After a rapturous reception, Astanova returned to the piano for an encore she did not name, but which was the Ocean Etude (in C minor, Op. 25, No. 12) of Chopin, a piece that gave Sergei Rachmaninov almost every compositional building block he needed. And Astanova played it in huge, Rachmaninovian style, in which the sixteenth notes were rattled out like bullets and the initial note of each bar tolled like a great bronze bell.
It fits perfectly with her style, and she is a formidable and attention-getting player. One only wishes for her to add some more lightness and delicacy to her work. She has said she’s going to be focusing on French music in the months ahead, and that should add some other, pastel-like colors to her red-blooded palette.
The second half of the program contained Antonin Dvorak’s finest symphony, the No. 8 (in G, Op. 88). It’s one of Ling’s favorite pieces, and he led it with all the gusto of a salesman who loves his product. And the Palm Beach Symphony was one with him, giving him everything he wanted, and in the end showing their affection by bringing him out for one last curtain call.
Ling led the work from memory, and he guided the audience and his instrumentalists through an enlightening tour of orchestral color and effect. This work is a gift to all orchestral cellists, in that the opening pages of the first movement and the finale are devoted to beautiful melodies sounded in that section. The cellists opened the work with the kind of engaged sound you get from people who know they’re in the spotlight and they’re happy to be there.
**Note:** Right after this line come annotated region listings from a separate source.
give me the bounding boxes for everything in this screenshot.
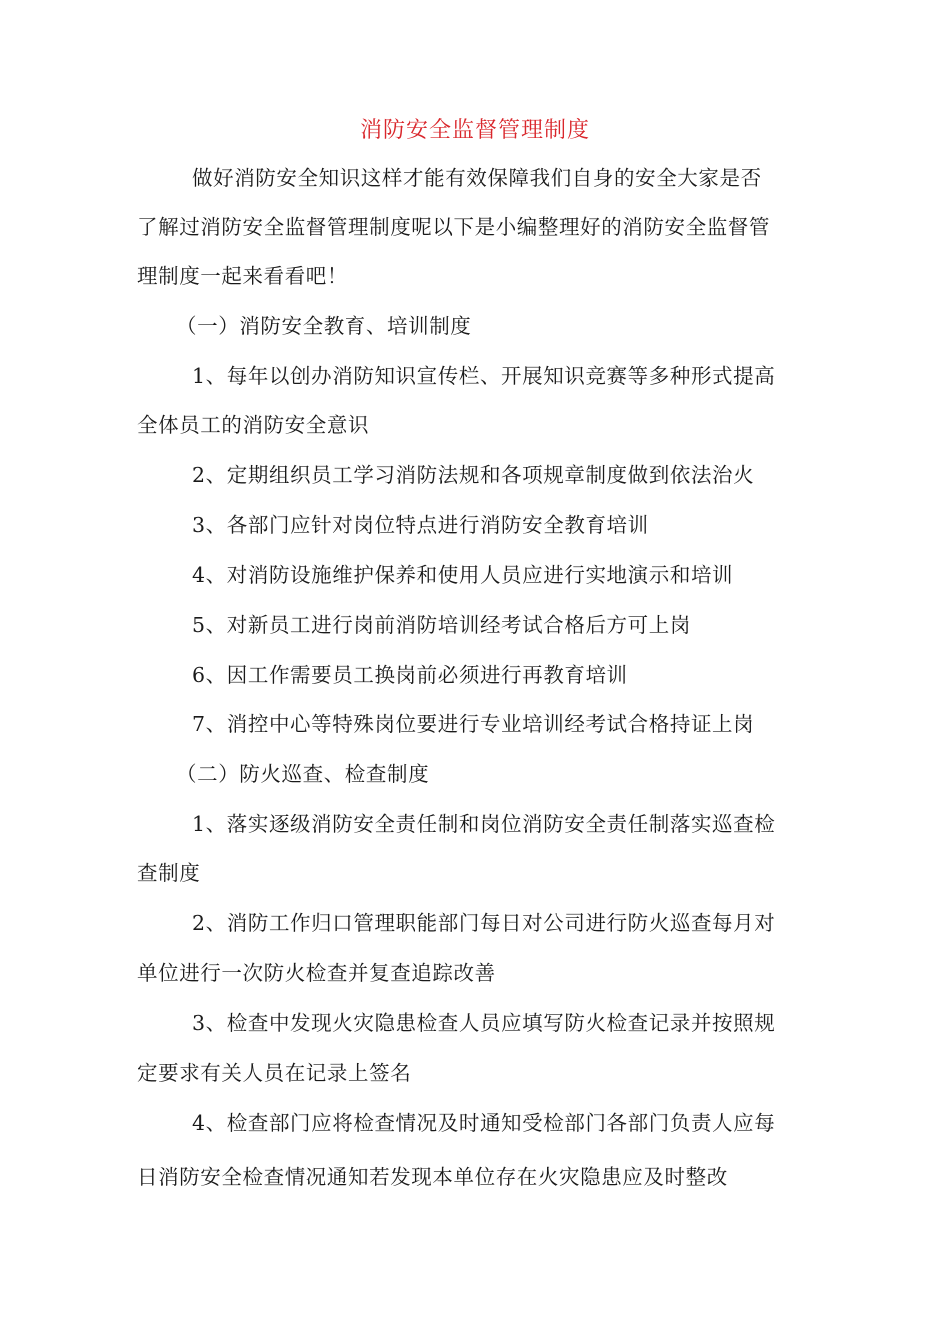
paragraph-line: 理制度一起来看看吧！ — [137, 264, 348, 288]
document-title: 消防安全监督管理制度 — [359, 118, 590, 143]
section-heading: （二）防火巡查、检查制度 — [176, 762, 430, 786]
paragraph-line: 4、对消防设施维护保养和使用人员应进行实地演示和培训 — [192, 563, 734, 587]
paragraph-line: 7、消控中心等特殊岗位要进行专业培训经考试合格持证上岗 — [192, 712, 755, 736]
paragraph-line: 2、定期组织员工学习消防法规和各项规章制度做到依法治火 — [192, 463, 755, 487]
paragraph-line: 4、检查部门应将检查情况及时通知受检部门各部门负责人应每 — [192, 1111, 776, 1135]
paragraph-line: 单位进行一次防火检查并复查追踪改善 — [137, 961, 496, 985]
section-heading: （一）消防安全教育、培训制度 — [176, 314, 472, 338]
paragraph-line: 5、对新员工进行岗前消防培训经考试合格后方可上岗 — [192, 613, 691, 637]
paragraph-line: 1、每年以创办消防知识宣传栏、开展知识竞赛等多种形式提高 — [192, 364, 776, 388]
paragraph-line: 6、因工作需要员工换岗前必须进行再教育培训 — [192, 663, 628, 687]
paragraph-line: 定要求有关人员在记录上签名 — [137, 1061, 412, 1085]
paragraph-line: 了解过消防安全监督管理制度呢以下是小编整理好的消防安全监督管 — [137, 215, 770, 239]
paragraph-line: 3、检查中发现火灾隐患检查人员应填写防火检查记录并按照规 — [192, 1011, 776, 1035]
paragraph-line: 1、落实逐级消防安全责任制和岗位消防安全责任制落实巡查检 — [192, 812, 776, 836]
paragraph-line: 3、各部门应针对岗位特点进行消防安全教育培训 — [192, 513, 649, 537]
paragraph-line: 2、消防工作归口管理职能部门每日对公司进行防火巡查每月对 — [192, 911, 776, 935]
paragraph-line: 做好消防安全知识这样才能有效保障我们自身的安全大家是否 — [192, 166, 762, 190]
paragraph-line: 查制度 — [137, 861, 201, 885]
paragraph-line: 全体员工的消防安全意识 — [137, 413, 370, 437]
paragraph-line: 日消防安全检查情况通知若发现本单位存在火灾隐患应及时整改 — [137, 1165, 728, 1189]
The first movement offered listeners the template they would need to frame Ling’s entire approach to this piece, a conception that stressed the composer’s prodigious melodic facility and his first-rate ear for orchestral color, making sure that each little motif, no matter how small, was presented so that it could make maximum impact.
In some ways, the second movement was the best of all. It’s built almost completely on a rising four-note scale used as an upbeat, and it can sound loosely constructed in an indifferent performance. But Ling, and the orchestra that followed him, made sure to wring every bit of meaning and warmth out of the initial statement. In the middle, the strings played their six-note motto with volume and force, adding to its memorability but also helping to show how tightly organized the movement really is.
In the scherzo, there was plenty of old-fashioned portamento in the main theme, which gave it a 19th-century Viennese feel, and the contrasting theme, as well as the quickstep coda, had the crystalline clarity of simple folksong. The finale’s opening theme (which I’ve always thought would make a terrific wedding processional) was faster than many versions I’ve heard, and that helped launch the movement on its way to a fiery, vivid account that saw Ling urging on the various sections to all-out effort.
Imperfections, again, were minor; what mattered was that this was a crackerjack performance from a big local orchestra, and that the audience adored it. These are veteran, expert musicians who have played here in some cases for decades, and they remain the core of the various orchestral excellences hereabouts that do so much to keep South Florida’s cultural level higher than most of its residents are generally aware.
And for all the good that it did for the cause of the Palm Beach Symphony – and no doubt it did – it also was a reminder of what we lost when we lost the Florida Philharmonic, and how vital it is for a large community like this one to have major cultural institutions through which our artistic lives, as well as our lives in general, can be immeasurably enriched.